Gedichte Leben des Negers

Ein hölzern Bein, zwei Krücken,
Du armer, schwarzer Mann,
Von Hanfgarn Netze stricken,
Und feil sie bieten dann:

Das ist dein Los! – im Sande
Führt deine Heimat Gold,
Und ach! im fremden Lande
Erflehst du Kupfersold.

Beim Himmel! von dem Knaben,
Der keck auf Straußen ritt,
Zum Greise, der, daß Gaben
Er fordre, vor mich tritt;

Vom Netz, durch welches Flossen
Des Nigers der erblickt,
Zum Netze, das, zerschossen,
Der Invalide strickt: –

Beim Himmel! mitteninne
Reich mag das Leben sein!
Du Krauskopf, nicht entrinne!
Sei Gast mir, tritt herein!

Dein Garn mir und dein Reden!
Mein Wein hier ist für dich!
Von Sand – und Wasseröden,
Von See – und Landschlacht sprich!

Da! – Palmenwälder dunkeln;
Hyän‘ und Löwe dräun;
Auf Königshäuptern funkeln
Gold, Perl‘ und Edelstein!

Aus unerforschten Quellen
Rauscht stolz der Niger her;
Mit hunderttausend Wellen
Braust auf das heil’ge Meer.

Die Peitsche tönt, die Fessel:
Noch einmal schau‘ zurück!
O brodemvoller Kessel!
O Raum der Sklavenbrigg!

Rohrfelder! Hütt‘ an Hütte!
Gedräng‘ am Mühlentor!
Es fällt mit kräft’gem Schnitte
Der Mohr das Zuckerrohr!

Wer den Plantagenhauer
Mit Macht zu führen weiß,
Der ist auch wohl kein Schauer
In rüst’ger Fechter Kreis!

An Bord!
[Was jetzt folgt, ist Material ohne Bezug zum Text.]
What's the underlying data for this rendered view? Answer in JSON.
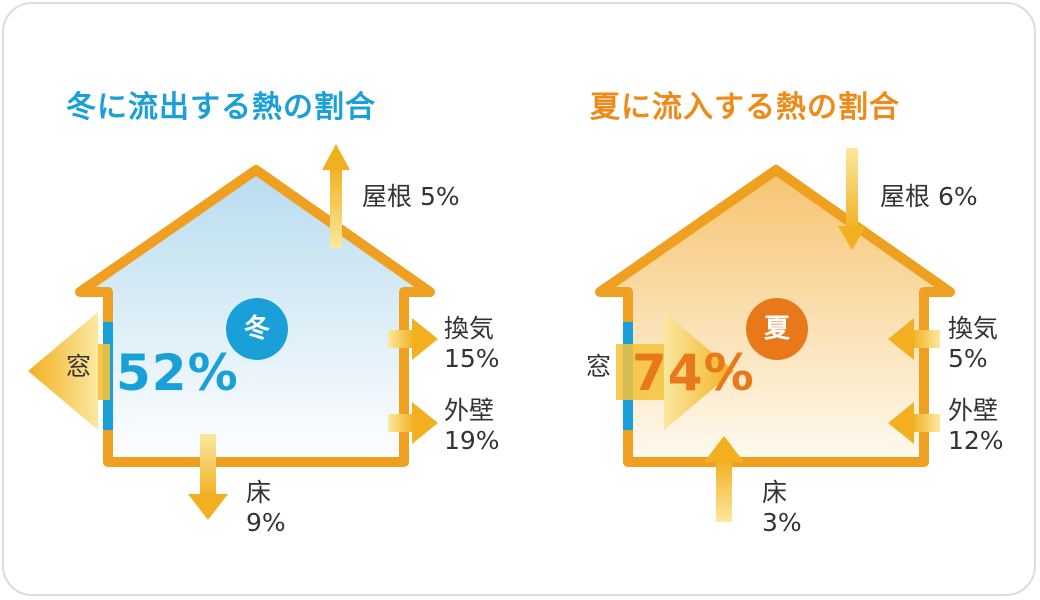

Die Wimpel fliegen!
Vom Mars herniederspäh‘!
Jetzt gilt es, zu bekriegen
Den Feind auf offner See!

Hui, wie das Segel reffen,
Hui, wie das entern kann!
O grausenvolles Treffen!
O Ringen Mann an Mann!

Zuschaut mit offnem Rachen
Der Hai, der ihre Gruft!
Ein Blitzen und ein Krachen!
Sie fliegen in die Luft! –

O Tor, auf blut’ger Tonne
Zu schwimmen ins Spital!
Nun hinkt, daß er sich sonne,
Der Greis ums Arsenal:

Von allem losgerissen,
Wofür sein Herze schlug!
Verkümmern so zu müssen,
Es ist ein harter Fluch!

Da steht er, alte Wunder
Im Haupt! – Daß Gott erbarm;
Mit seinem Alltagsplunder
Umschnattert dich der Schwarm;

Geht kühl an dir vorüber!
Was Nil und Niger hier?
Und innen brennt’s, wie Fieber,
Und zuckt’s, wie Wahnsinn, dir!

Die Hand gib, alter Krieger!
Was gilt’s, wir dulden gleich.
Stoß an! Kap Verd! der Niger!
Und – mein Gedankenreich!


1 Star2 Stars3 Stars4 Stars5 Stars (1 votes, average: 5,00 out of 5)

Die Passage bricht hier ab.